Dividir o fluxo de veículos de uma cidade de acordo com os horários geradores de maior trânsito foi a proposta do engenheiro eletricista Francisco Soares na palestra “Introdução à gestão 4D do trânsito”, no Clube de Engenharia, em 19 de janeiro. Segundo Soares, vice-presidente do Conselho Estadual de Trânsito (Cetran) do Maranhão e coordenador do Observatório do Trânsito no Maranhão, introduzir o fator tempo na engenharia de tráfego pode gerar um trânsito mais seguro, mais cidadão e menos congestionado, sem grandes custos. O evento foi promovido pela Diretoria de Atividades Técnicas (DAT) e pelas divisões técnicas de Ciência e Tecnologia (DCTEC) e Engenharia Econômica (DEC), com o apoio da Associação Brasileira de Engenheiras e Arquitetas – Rio de Janeiro (ABEA-RJ) e do Conselho Regional de Engenharia e Agronomia do Rio de Janeiro (CREA-RJ).

A condição básica para o engarrafamento nas grandes cidades, na visão do engenheiro, é que um elevado número de pessoas faça o mesmo trajeto ao mesmo tempo. É nesse ponto que entra a solução para o problema: muitos gestores de trânsito optam por recursos como a ampliação de faixas, construção de túneis, mergulhões e viadutos, priorização de faixas para determinados veículos, dentre outros, mas a proposta da gestão 4D passa pela inclusão do tempo na equação.

Foco no fluxo local
Caracteriza-se como gerenciamento 1D quando uma via tem dois sentidos, com duas faixas, separados apenas por uma linha central. O gerenciamento 2D também se caracteriza por uma única via com dois sentidos, devidamente separados, porém com mais faixas. Já no gerenciamento 3D utiliza-se melhor o espaço vertical: são construídos viadutos, túneis e mergulhões para desafogar o trânsito e dar mais fluidez à cidade.

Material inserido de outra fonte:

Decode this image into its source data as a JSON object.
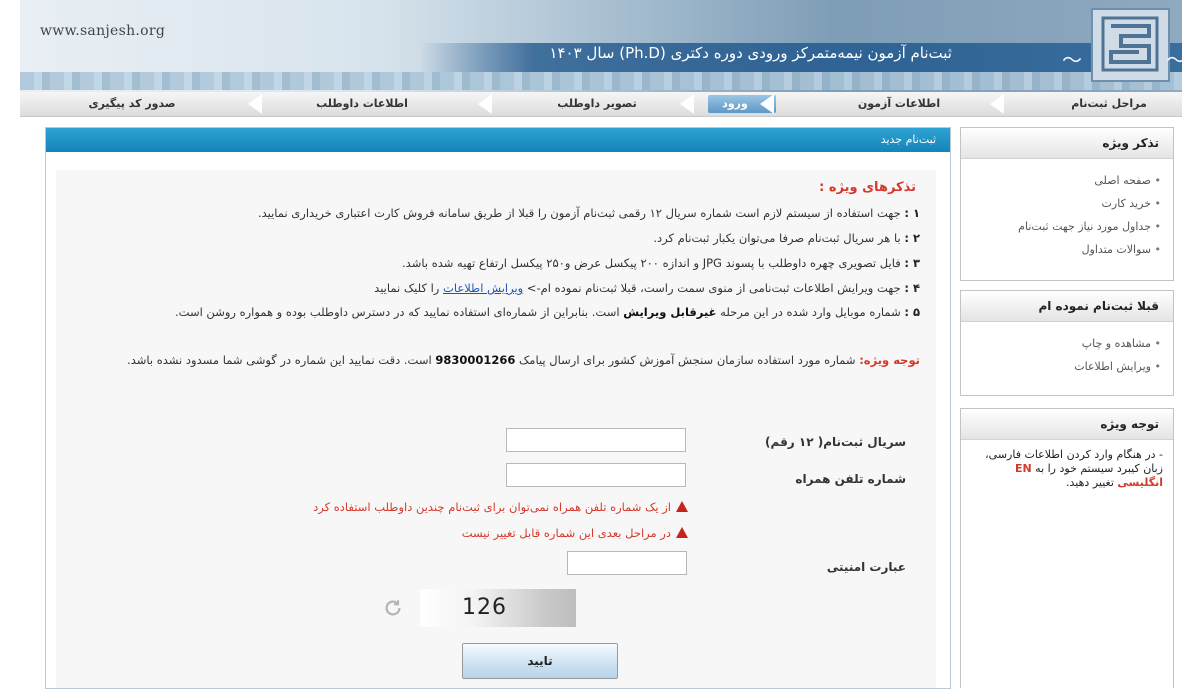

O gerenciamento 4D traz uma nova proposta, unindo gerenciamento espacial com temporal. Já existem exemplos em alguns municípios, como horários em que vias mudam de sentido, faixas preferenciais para determinados períodos do dia, etc. Mas a ideia levantada por Francisco Soares é que os horários de funcionamento dos estabelecimentos, prédios públicos, escolas e outros tenham como base o fluxo de veículos local. Nesse modelo, os polos geradores de tráfego seriam divididos de forma inteligente, fracionando também o fluxo de veículos. Por exemplo, as escolas de uma determinada região iniciariam as atividades em horário diferenciado das demais, para evitar grande volume de tráfego. O mesmo seria possível com instituições públicas.

Implementação e ganhos
Entra aí o papel fundamental do Estado: o primeiro passo para fazer a gestão 4D do trânsito de um município seria o diagnóstico dos principais polos geradores de tráfego, com a contagem do fluxo de veículos nas principais vias. Em seguida, de uma modelagem para otimização do fracionamento temporal e um plano governamental de incentivos e fomentos fiscais para os estabelecimentos que aderirem à proposta. Como em todo projeto, a implementação do novo modelo teria seus resultados avaliados, incluindo os aspectos econômicos, ambientais e de saúde pública. E, se necessária, uma nova modelagem.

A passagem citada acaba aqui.